§ Lord Brett
asked Her Majesty's Government:
What effect the Commonhold and Leasehold Reform Bill, if enacted, will have on the rights of Crown leaseholders to enfranchise and to acquire a new or extended lease. [HL1960]196WA
§ The Parliamentary Secretary, Lord Chancellor's Department (Baroness Scotland of Asthal)
Following a statement made on 2 November 1992 by Sir George Young, the Crown authorities gave an undertaking that the Crown would, as landlord and subject to specified conditions, agree to the enfranchisement or extension of residential long leases under the same qualifications and terms which applied by virtue of the Leasehold Reform Act 1967 and the Leasehold Reform, Housing and Urban Development Act 1993 to lessees who hold from other landlords.
It was announced on 3 April 2001, Official Report, cols, WA 110–112 that the Crown authorities had confirmed that they would apply the undertaking to the provisions of the 1967 Act and the 1993 Act as amended by the Commonhold and Leasehold Reform Bill which was then before Parliament. As was announced by my noble and learned friend Lord Falconer of Thoroton during Third Reading of the Commonhold and Leasehold Reform Bill, which is before this Parliament, on 19 November 2001, (Official Report, col 927), the Crown authorities have now confirmed that this also applies to those Acts as amended by the current Bill. This undertaking accordingly supersedes the one given on 3 April 2001.

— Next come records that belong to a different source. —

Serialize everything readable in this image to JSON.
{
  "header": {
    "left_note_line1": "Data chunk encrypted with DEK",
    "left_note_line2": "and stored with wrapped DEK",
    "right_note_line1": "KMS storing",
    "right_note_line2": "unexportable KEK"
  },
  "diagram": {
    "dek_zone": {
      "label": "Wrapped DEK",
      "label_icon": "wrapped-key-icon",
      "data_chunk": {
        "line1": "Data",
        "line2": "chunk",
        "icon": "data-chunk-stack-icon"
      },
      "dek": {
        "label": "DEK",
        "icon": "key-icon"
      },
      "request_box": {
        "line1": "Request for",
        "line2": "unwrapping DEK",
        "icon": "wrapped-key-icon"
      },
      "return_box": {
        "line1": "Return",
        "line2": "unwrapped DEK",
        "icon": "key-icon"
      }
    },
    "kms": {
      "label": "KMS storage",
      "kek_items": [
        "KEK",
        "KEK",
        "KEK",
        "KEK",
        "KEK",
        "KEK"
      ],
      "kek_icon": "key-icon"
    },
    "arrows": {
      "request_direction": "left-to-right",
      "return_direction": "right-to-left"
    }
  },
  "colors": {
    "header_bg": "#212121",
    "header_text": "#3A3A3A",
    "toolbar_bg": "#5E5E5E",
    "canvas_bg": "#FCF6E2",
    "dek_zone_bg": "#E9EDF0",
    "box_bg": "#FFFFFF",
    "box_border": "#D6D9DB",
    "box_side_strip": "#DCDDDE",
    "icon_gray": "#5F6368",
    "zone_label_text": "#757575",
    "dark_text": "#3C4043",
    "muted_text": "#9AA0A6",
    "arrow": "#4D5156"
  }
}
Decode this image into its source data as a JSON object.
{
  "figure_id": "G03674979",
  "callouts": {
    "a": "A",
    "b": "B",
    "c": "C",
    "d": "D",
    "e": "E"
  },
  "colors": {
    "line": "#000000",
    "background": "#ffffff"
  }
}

The full terms of the agreement made by the Crown are as follows:
(1) the Crown as landlord will, subject to the conditions described below, agree to the enfranchisement or extension of residential long leases or the grant of new residential long leases, under the same qualifications and terms which will apply by virtue of the Leasehold Reform Act 1967 and the Leasehold Reform, Housing and Urban Development Act 1993 to lessees who hold from other landlords;
(2) enfranchisement will be refused where property stands on land which is held inalienably;
(3) enfranchisement will also be refused where certain circumstances, which only apply to the Crown, obtain. These are:
- (i) where there are particular security considerations (on the advice of the Royal and Diplomatic Protection Group of the Metropolitan Police or other security agencies);
- (ii) where properties are in, or intimately connected with, the curtilage of historic Royal Parks and Palaces;
- (iii) where properties, or the areas in which they are situated, have a long historic or particular association with the Crown.
(4) the areas referred to in paragraph (3) (iii) include the Off Islands within the Isles of Scilly (St Agnes, Bryher, St Martins and Tresco), the Garrison on St Mary's, the village of Newton St Loe and parts of central Dartmoor. The properties referred to in that paragraph include old land revenue and reverter properties and grace and favour properties;
(5) where enfranchisement is refused on the grounds set out in paragraphs (2) and (3) but the tenant would otherwise qualify for enfranchisement, lease extension 197WA or the grant of a new lease by analogy with the statutes, the Crown will be prepared to negotiate new leases;
(6) the Crown will follow the valuation bases set out in the Leasehold Reform Act 1967 and the Leasehold Reform, Housing and Urban Development Act 1993;
(7) the Crown will agree to be bound by arbitration where there is dispute over valuation or other terms, except in cases under paragraphs (2) and (3). The Leasehold Valuation Tribunal will he empowered to act as the arbitration body, and will hear such disputes on voluntary reference;
(8) the Crown will be entitled to apply to the Leasehold Valuation Tribunal for approval of a scheme of estate management in the same way as other landlords.